Brigitte Arnold, Marie-Rose Fleury und Annie Lubin (von links) am Friedrichsdorfer Stand (Foto: Arnold)

Der Duft heißen Apfelweins, verfeinert mit Zimt und Nelken, ist nicht unbedingt etwas, das französische Nasen häufig riechen, wenn sie über einen Weihnachtsmarkt in ihrem Heimatland schlendern.
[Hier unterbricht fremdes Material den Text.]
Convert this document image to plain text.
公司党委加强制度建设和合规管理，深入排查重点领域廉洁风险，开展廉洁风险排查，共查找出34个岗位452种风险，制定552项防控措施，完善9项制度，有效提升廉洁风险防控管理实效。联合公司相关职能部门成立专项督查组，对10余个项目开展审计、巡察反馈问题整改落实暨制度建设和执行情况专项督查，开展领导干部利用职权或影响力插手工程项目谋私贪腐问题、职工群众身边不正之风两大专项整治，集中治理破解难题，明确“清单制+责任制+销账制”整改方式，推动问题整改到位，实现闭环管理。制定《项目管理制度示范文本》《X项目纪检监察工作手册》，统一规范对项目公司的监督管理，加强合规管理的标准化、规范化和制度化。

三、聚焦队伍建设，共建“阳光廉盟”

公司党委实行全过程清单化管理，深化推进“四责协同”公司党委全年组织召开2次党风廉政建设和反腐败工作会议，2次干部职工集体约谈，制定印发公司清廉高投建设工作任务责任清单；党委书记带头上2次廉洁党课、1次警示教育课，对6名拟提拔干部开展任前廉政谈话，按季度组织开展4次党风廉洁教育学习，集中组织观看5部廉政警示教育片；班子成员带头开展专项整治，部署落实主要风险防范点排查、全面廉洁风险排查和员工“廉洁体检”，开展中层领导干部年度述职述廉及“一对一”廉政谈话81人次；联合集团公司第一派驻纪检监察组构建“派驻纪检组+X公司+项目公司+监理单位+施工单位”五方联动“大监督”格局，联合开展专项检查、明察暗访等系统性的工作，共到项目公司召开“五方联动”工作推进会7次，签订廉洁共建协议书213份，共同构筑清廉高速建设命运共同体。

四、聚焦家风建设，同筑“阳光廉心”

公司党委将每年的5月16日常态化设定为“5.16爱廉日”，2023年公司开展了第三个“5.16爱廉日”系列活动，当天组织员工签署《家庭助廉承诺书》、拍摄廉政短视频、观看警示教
Entsprechend neugierig bis skeptisch betrachtet die Mehrzahl der Besucher in der lichtergeschmückten Gasse im Houiller Parc Charles de Gaulle den Topf, in dem Brigitte Arnold vom Städtepartnerschaftsverein Friedrichsdorf von Zeit zu Zeit rührt. „Das braucht seine Zeit, aber dann schmeckt es den meisten doch, vor allem, wenn sie sich die Hände daran wärmen können“, sagt sie lachend, während sie zwischendurch gemeinsam mit den Freundinnen Marie-Rose Fleury und Annie Lubin einer Kundin erklärt, was unter Dominosteinen zu verstehen ist. Keine ganz leichte Sache in einer fremden Sprache und doch hat sie sich mit ihrer alljährlichen Präsenz eine Stammkundschaft erarbeitet, die ihr in der französischen Partnerstadt Stollen, Lebkuchen und allerlei Weihnachtsdekoration deutscher Provenienz förmlich aus den Händen reißt.
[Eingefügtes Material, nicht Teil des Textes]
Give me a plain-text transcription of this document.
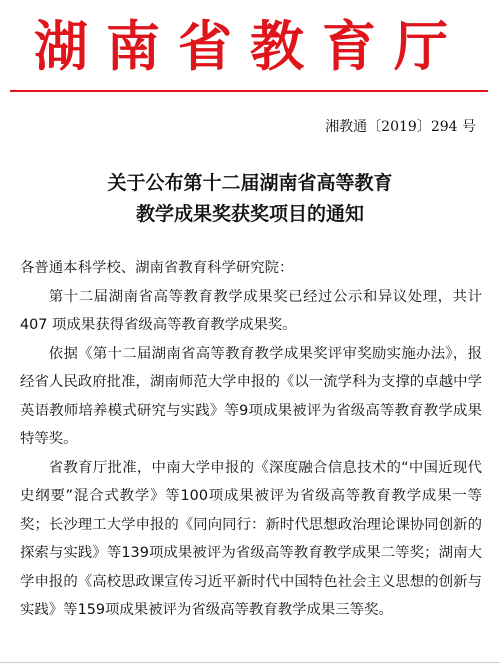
湖南省教育厅
湘教通〔2019〕294 号
关于公布第十二届湖南省高等教育
教学成果奖获奖项目的通知

各普通本科学校、湖南省教育科学研究院：

第十二届湖南省高等教育教学成果奖已经过公示和异议处理，共计 407 项成果获得省级高等教育教学成果奖。

依据《第十二届湖南省高等教育教学成果奖评审奖励实施办法》，报经省人民政府批准，湖南师范大学申报的《以一流学科为支撑的卓越中学英语教师培养模式研究与实践》等9项成果被评为省级高等教育教学成果特等奖。

省教育厅批准，中南大学申报的《深度融合信息技术的“中国近现代史纲要”混合式教学》等100项成果被评为省级高等教育教学成果一等奖；长沙理工大学申报的《同向同行：新时代思想政治理论课协同创新的探索与实践》等139项成果被评为省级高等教育教学成果二等奖；湖南大学申报的《高校思政课宣传习近平新时代中国特色社会主义思想的创新与实践》等159项成果被评为省级高等教育教学成果三等奖。
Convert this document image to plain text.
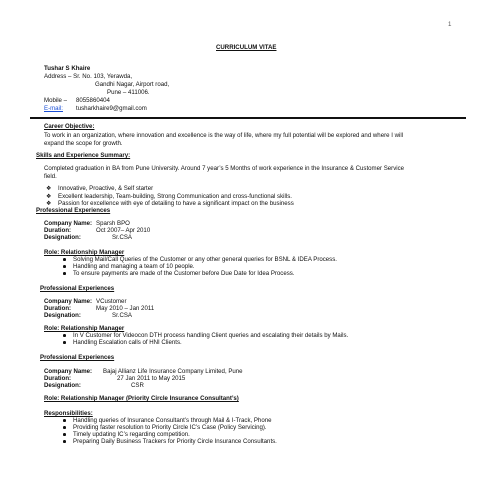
1
CURRICULUM VITAE
Tushar S Khaire
Address – Sr. No. 103, Yerawda,
Gandhi Nagar, Airport road,
Pune – 411006.
Mobile – 8055860404
E-mail: tusharkhaire9@gmail.com
Career Objective:
To work in an organization, where innovation and excellence is the way of life, where my full potential will be explored and where I will
expand the scope for growth.
Skills and Experience Summary:
Completed graduation in BA from Pune University. Around 7 year’s 5 Months of work experience in the Insurance & Customer Service
field.
❖ Innovative, Proactive, & Self starter
❖ Excellent leadership, Team-building, Strong Communication and cross-functional skills.
❖ Passion for excellence with eye of detailing to have a significant impact on the business
Professional Experiences
Company Name: Sparsh BPO
Duration:	Oct 2007– Apr 2010
Designation:	Sr.CSA
Role: Relationship Manager
Solving Mail/Call Queries of the Customer or any other general queries for BSNL & IDEA Process.
Handling and managing a team of 10 people.
To ensure payments are made of the Customer before Due Date for Idea Process.
Professional Experiences
Company Name: VCustomer
Duration:	May 2010 – Jan 2011
Designation:	Sr.CSA
Role: Relationship Manager
In V Customer for Videocon DTH process handling Client queries and escalating their details by Mails.
Handling Escalation calls of HNI Clients.
Professional Experiences
Company Name: Bajaj Allianz Life Insurance Company Limited, Pune
Duration:	27 Jan 2011 to May 2015
Designation:	CSR
Role: Relationship Manager (Priority Circle Insurance Consultant’s)
Responsibilities:
Handling queries of Insurance Consultant’s through Mail & I-Track, Phone
Providing faster resolution to Priority Circle IC’s Case (Policy Servicing).
Timely updating IC’s regarding competition.
Preparing Daily Business Trackers for Priority Circle Insurance Consultants.
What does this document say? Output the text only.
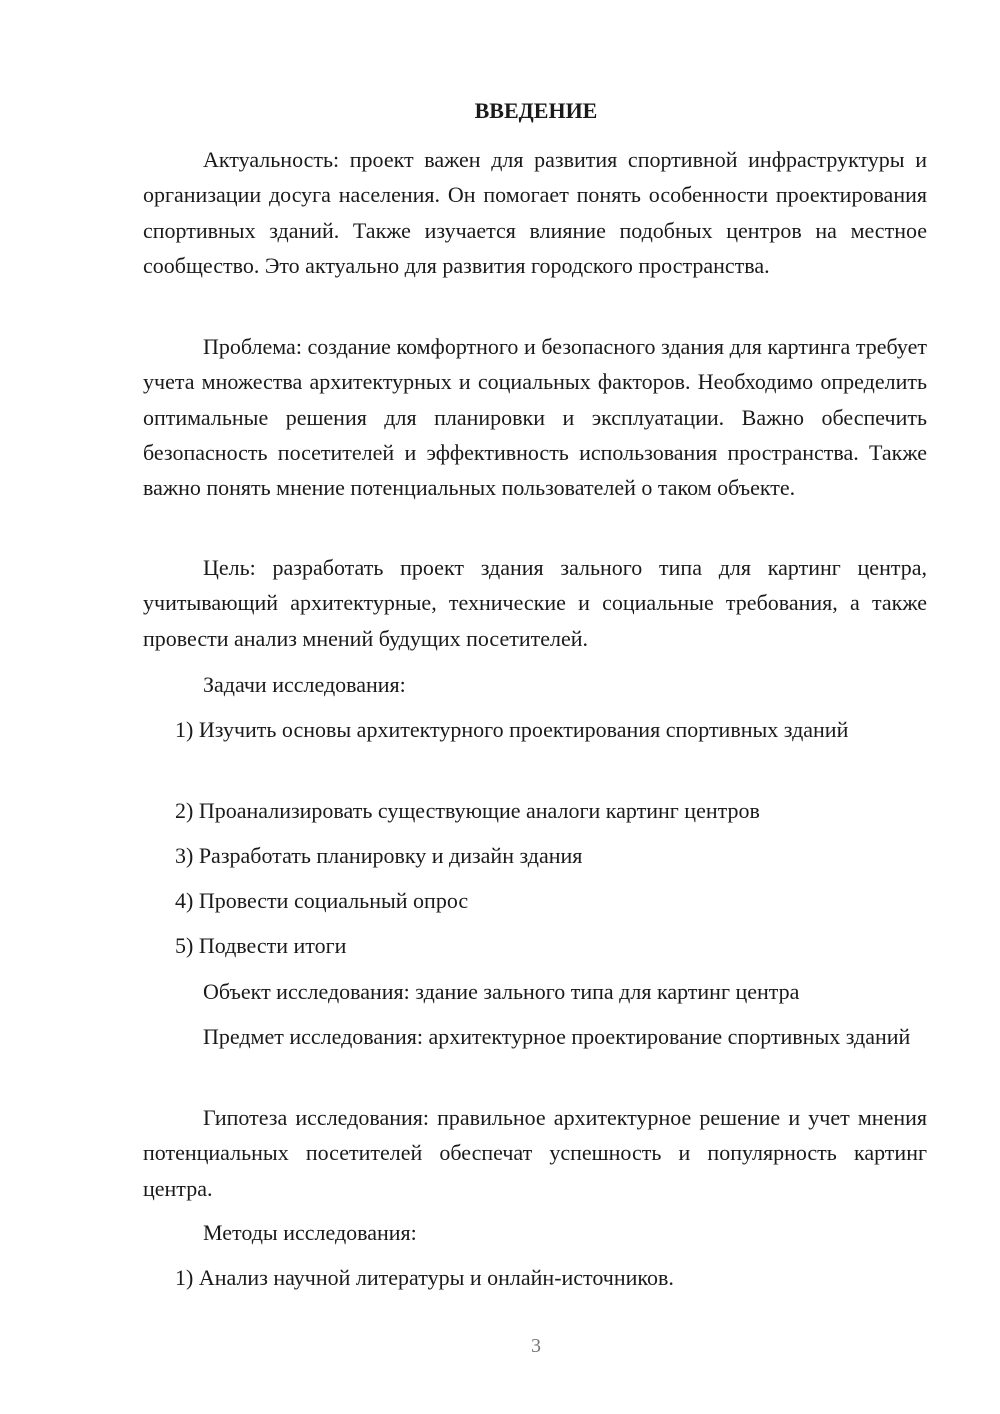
ВВЕДЕНИЕ
Актуальность: проект важен для развития спортивной инфраструктуры и организации досуга населения. Он помогает понять особенности проектирования спортивных зданий. Также изучается влияние подобных центров на местное сообщество. Это актуально для развития городского пространства.
Проблема: создание комфортного и безопасного здания для картинга требует учета множества архитектурных и социальных факторов. Необходимо определить оптимальные решения для планировки и эксплуатации. Важно обеспечить безопасность посетителей и эффективность использования пространства. Также важно понять мнение потенциальных пользователей о таком объекте.
Цель: разработать проект здания зального типа для картинг центра, учитывающий архитектурные, технические и социальные требования, а также провести анализ мнений будущих посетителей.
Задачи исследования:
1) Изучить основы архитектурного проектирования спортивных зданий
2) Проанализировать существующие аналоги картинг центров
3) Разработать планировку и дизайн здания
4) Провести социальный опрос
5) Подвести итоги
Объект исследования: здание зального типа для картинг центра
Предмет исследования: архитектурное проектирование спортивных зданий
Гипотеза исследования: правильное архитектурное решение и учет мнения потенциальных посетителей обеспечат успешность и популярность картинг центра.
Методы исследования:
1) Анализ научной литературы и онлайн-источников.
3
Das Wort „Stollen“, nach französischer Aussprache auf der hinteren Silbe betont, ist in vieler Besucher Munde, manch ein Kunde erklärt den neben ihm Stehenden auch ohne Hilfe der Frauen hinter den Tischen, was es damit auf sich hat und dass manche sogar mit „Pâte d’amandes“ gefüllt seien – Mandelteig oder schlicht Marzipan. Selbst gemachte Erfahrungen aus dem vergangenen Jahr. Nebenan verkaufen die Freunde vom Houiller Partnerschaftsverein wie jedes Jahr ihre selbst gefertigten Perlenketten – in langwieriger Kleinarbeit aufgefädelte Kleinode, die ebenfalls gefragt sind.

Houiller Rathaus mit Weihnachtsmann-Briefkasten (Foto: Arnold)

Die Gasse der gut zwei Dutzend großen weißen Zelte haben die Männer vom dortigen Bauhof am frühen Morgen bei fröstelnder Kälte aufgebaut, inklusive Tischen, Stromversorgung und duftendem Stroh überall auf dem Boden – des Ambientes wegen.

Vom Rathaus aus, vor dem eine weiß bestäubte Winterlandschaft mit Schlitten, Weihnachtsmann und Wunschzettel-Briefkasten in diesem Jahr Kinder und Eltern anlockt, führt der Weg durch den Park, zu Crepes, ehrenamtlich betriebener Suppenküche, Schulchören und Weihnachtsradio, das sogar aus den Lautsprechern auf dem Wochenmarkt gegenüber zu hören ist. Bis spät in den Nachmittag hinein dauert das Spektakel, das vor einigen Jahren noch ebenso skeptisch betrachtet wurden wie heuer der heiße deutsche Apfelwein und das inzwischen auch aus der Houiller Weihnachtszeit nicht mehr wegzudenken ist.